Une source du ministère de la Défense rapportée par l'agence officielle Sana a indiqué que "les routes menant à la région côtière ont été fermées afin de contrôler les infractions, prévenir les exactions et rétablir progressivement la stabilité dans la région".

Tôt samedi, Sana a rapporté que les forces de sécurité avaient repoussé "une attaque menée par les résidus du régime déchu" visant l'hôpital national dans la ville de Lattaquié.

Le rétablissement de la sécurité est le principal défi pour le nouveau pouvoir syrien, après plus de 13 ans de guerre civile.

Le président syrien par intérim, Ahmad al-Chareh, a appelé vendredi soir les insurgés alaouites à "déposer les armes avant qu'il ne soit trop tard". "Nous continuerons à oeuvrer au monopole des armes entre les mains de l'Etat", a-t-il ajouté dans un discours.

L'escalade s'est enclenchée après une attaque sanglante de fidèles de Bachar al-Assad contre des forces de sécurité dans la ville côtière de Jablé dans la nuit de jeudi à vendredi, selon les autorités.

Les forces de sécurité ont envoyé le lendemain des renforts et lancé d'importantes opérations de ratissage dans la région.

"Exactions"

Des témoignages sur des exactions contre les civils alaouites, que l'AFP n'a pas été en mesure de vérifier indépendamment, se multiplient sur les réseaux sociaux, en particulier Facebook, émanant de proches ou amis des victimes.

Une militante a écrit que sa mère et ses frères et soeurs avaient été "tous massacrés dans leur maison", tandis que des habitants de Banyas dans la province de Tartous plus au sud ont lancé des appels urgents à une intervention pour les protéger.

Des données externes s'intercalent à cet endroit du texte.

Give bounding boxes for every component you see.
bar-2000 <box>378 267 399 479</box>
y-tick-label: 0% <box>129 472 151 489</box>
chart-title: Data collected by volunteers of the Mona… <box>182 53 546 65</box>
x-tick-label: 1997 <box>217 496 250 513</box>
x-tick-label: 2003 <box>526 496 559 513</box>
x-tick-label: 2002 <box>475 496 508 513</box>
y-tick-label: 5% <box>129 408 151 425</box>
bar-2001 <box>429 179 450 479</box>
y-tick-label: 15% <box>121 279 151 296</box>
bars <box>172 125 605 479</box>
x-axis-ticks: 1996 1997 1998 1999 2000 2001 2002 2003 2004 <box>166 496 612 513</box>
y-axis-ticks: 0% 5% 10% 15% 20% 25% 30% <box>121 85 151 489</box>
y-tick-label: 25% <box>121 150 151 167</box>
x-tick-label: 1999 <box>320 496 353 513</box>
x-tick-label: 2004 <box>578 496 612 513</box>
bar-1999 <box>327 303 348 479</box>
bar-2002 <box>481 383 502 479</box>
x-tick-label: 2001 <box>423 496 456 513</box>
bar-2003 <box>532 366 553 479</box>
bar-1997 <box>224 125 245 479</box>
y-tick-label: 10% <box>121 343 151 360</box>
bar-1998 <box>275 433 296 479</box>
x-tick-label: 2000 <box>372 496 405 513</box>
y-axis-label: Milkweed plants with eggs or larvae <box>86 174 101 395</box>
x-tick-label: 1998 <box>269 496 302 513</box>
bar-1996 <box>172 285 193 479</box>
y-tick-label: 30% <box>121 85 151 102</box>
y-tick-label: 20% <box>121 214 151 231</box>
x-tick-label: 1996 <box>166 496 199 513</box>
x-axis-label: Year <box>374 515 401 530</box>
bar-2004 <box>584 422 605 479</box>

Des images diffusées par Sana montraient samedi ce qu'elle décrit comme un convoi de forces de sécurité entrant à Banyas.

L'OSDH et des militants ont publié vendredi des vidéos montrant des dizaines de corps en vêtements civils empilés dans la cour d'une maison, des femmes pleurant à proximité.

Dans une autre séquence, des hommes en tenue militaire ordonnent à trois personnes de ramper en file, avant de leur tirer dessus à bout portant.

L'AFP n'a pas pu vérifier ces images de manière indépendante.

Une source sécuritaire citée par Sana avait fait état vendredi d'"exactions isolées", les imputant à des "foules (...) non organisées" agissant en représailles à "l'assassinat de plusieurs membres des forces de police et de sécurité" par des "fidèles à l'ancien régime".

L'envoyé spécial de l'ONU pour la Syrie, Geir Pedersen, s'est dit "profondément alarmé", exhortant toutes les parties à "la retenue", un appel également lancé par Berlin et plusieurs capitales de la région. Moscou, qui a accueilli son ex-allié Bachar al-Assad, a appelé les dirigeants syriens à "stopper le bain de sang".

Selon Aron Lund, du centre de réflexion Century International, la flambée de violences témoigne de la "fragilité du gouvernement", dont une grande partie de l'autorité "repose sur des jihadistes radicaux qui considèrent les alaouites comme des ennemis de Dieu".

Depuis son arrivée au pouvoir, M. Chareh s'efforce de rassurer les minorités et a appelé ses forces à faire preuve de retenue et éviter toute dérive confessionnelle, mais cette ligne n’est pas nécessairement partagée par l'ensemble des factions qui opèrent sous son commandement, et forment aujourd'hui "l'armée et la police", selon M. Lund.